L'âge légal de consommation d'alcool a bel et bien un effet important sur le bilan routier, affirme un ingénieur américain. Son étude est la seule jusqu'à maintenant à avoir tenu compte de facteurs qui faussent les analyses comme la démographie et l'urbanisation.

Mathieu Perreault
Mathieu Perreault LA PRESSE

«Je pense que la preuve est faite: si on veut diminuer le nombre de morts sur les routes, on peut augmenter l'âge d'accès à l'alcool», explique James Fell, directeur adjoint de l'Institut pacifique de recherche et d'évaluation au Maryland, auteur principal de l'étude parue dans la revue Accident Analysis and Prevention. «Ce n'est pas la seule manière, mais c'est une manière efficace.»

Augmenter l'âge légal de 18 à 21 ans permet de diminuer de 11% la proportion des jeunes de moins de 21 ans qui meurent sur la route dans un accident causé par l'alcool. Mieux encore, suspendre le permis de conduire des jeunes qui tentent illégalement d'acheter de l'alcool fait chuter de 22% ce chiffre.

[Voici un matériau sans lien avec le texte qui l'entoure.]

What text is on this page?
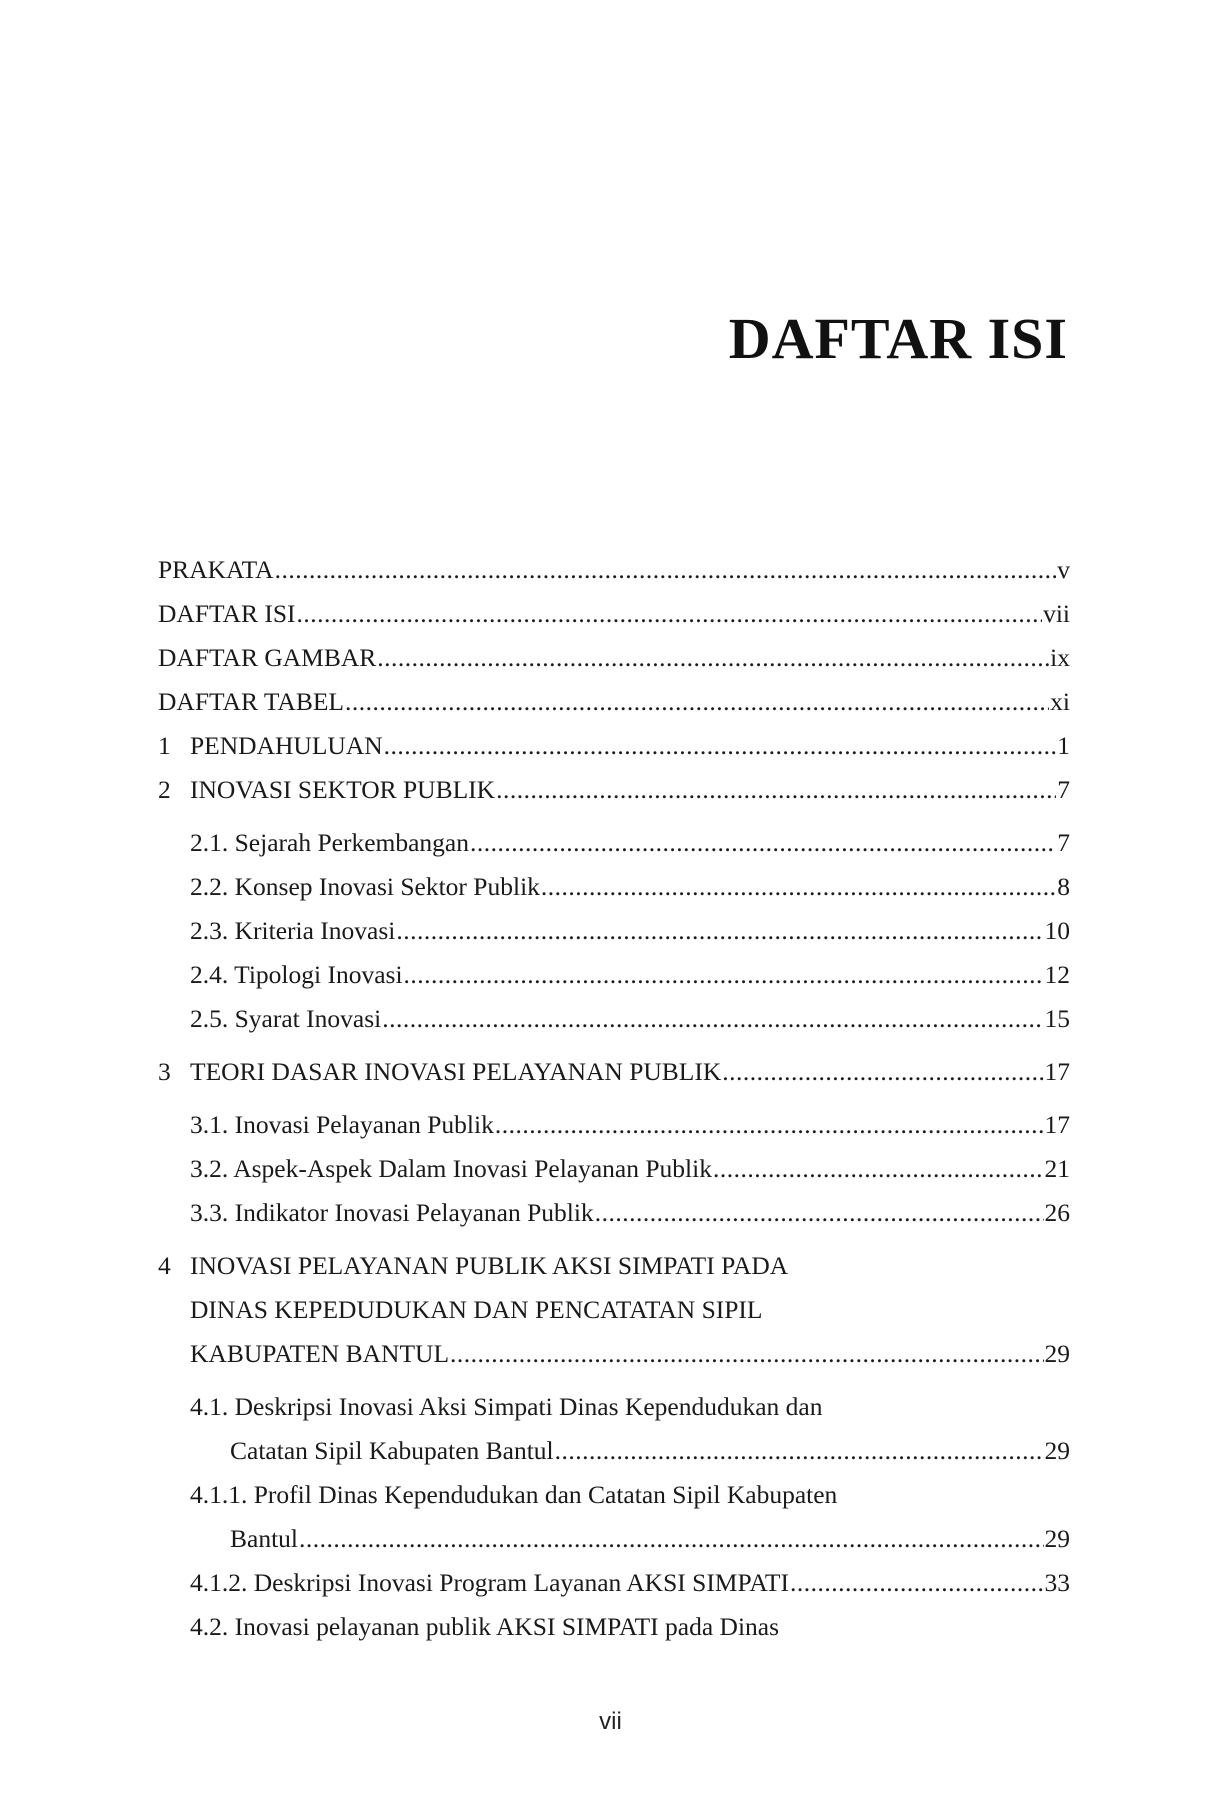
DAFTAR ISI
PRAKATA .....	v
DAFTAR ISI .....	vii
DAFTAR GAMBAR .....	ix
DAFTAR TABEL .....	xi
1 PENDAHULUAN .....	1
2 INOVASI SEKTOR PUBLIK .....	7
2.1. Sejarah Perkembangan .....	7
2.2. Konsep Inovasi Sektor Publik .....	8
2.3. Kriteria Inovasi .....	10
2.4. Tipologi Inovasi .....	12
2.5. Syarat Inovasi .....	15
3 TEORI DASAR INOVASI PELAYANAN PUBLIK .....	17
3.1. Inovasi Pelayanan Publik .....	17
3.2. Aspek-Aspek Dalam Inovasi Pelayanan Publik .....	21
3.3. Indikator Inovasi Pelayanan Publik .....	26
4 INOVASI PELAYANAN PUBLIK AKSI SIMPATI PADA
DINAS KEPEDUDUKAN DAN PENCATATAN SIPIL
KABUPATEN BANTUL .....	29
4.1. Deskripsi Inovasi Aksi Simpati Dinas Kependudukan dan
Catatan Sipil Kabupaten Bantul .....	29
4.1.1. Profil Dinas Kependudukan dan Catatan Sipil Kabupaten
Bantul .....	29
4.1.2. Deskripsi Inovasi Program Layanan AKSI SIMPATI .....	33
4.2. Inovasi pelayanan publik AKSI SIMPATI pada Dinas
vii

Qu'en est-il des autres mesures visant l'alcool et les jeunes, comme la tolérance zéro pour les conducteurs ayant moins d'un an d'expérience? «C'est potentiellement aussi efficace», dit M. Fell, qui fait partie du conseil d'administration du groupe de pression Mères contre l'alcool au volant (MADD). «Mais il faudrait faire une étude pour le montrer, peut-être en comparant le Canada et les États-Unis.» L'ingénieur américain note qu'il pourrait y avoir d'autres facteurs en jeu, comme la culture familiale, par exemple si les jeunes sont initiés à la consommation d'alcool aux repas avec leurs parents.

Des critiques ont noté que des avancées tout aussi importantes sont survenues après la grande offensive contre l'achat d'alcool par les jeunes, au début des années 80 et à la fin des années 90. Le bilan routier des 16-17 ans a ainsi diminué de moitié depuis 10 ans.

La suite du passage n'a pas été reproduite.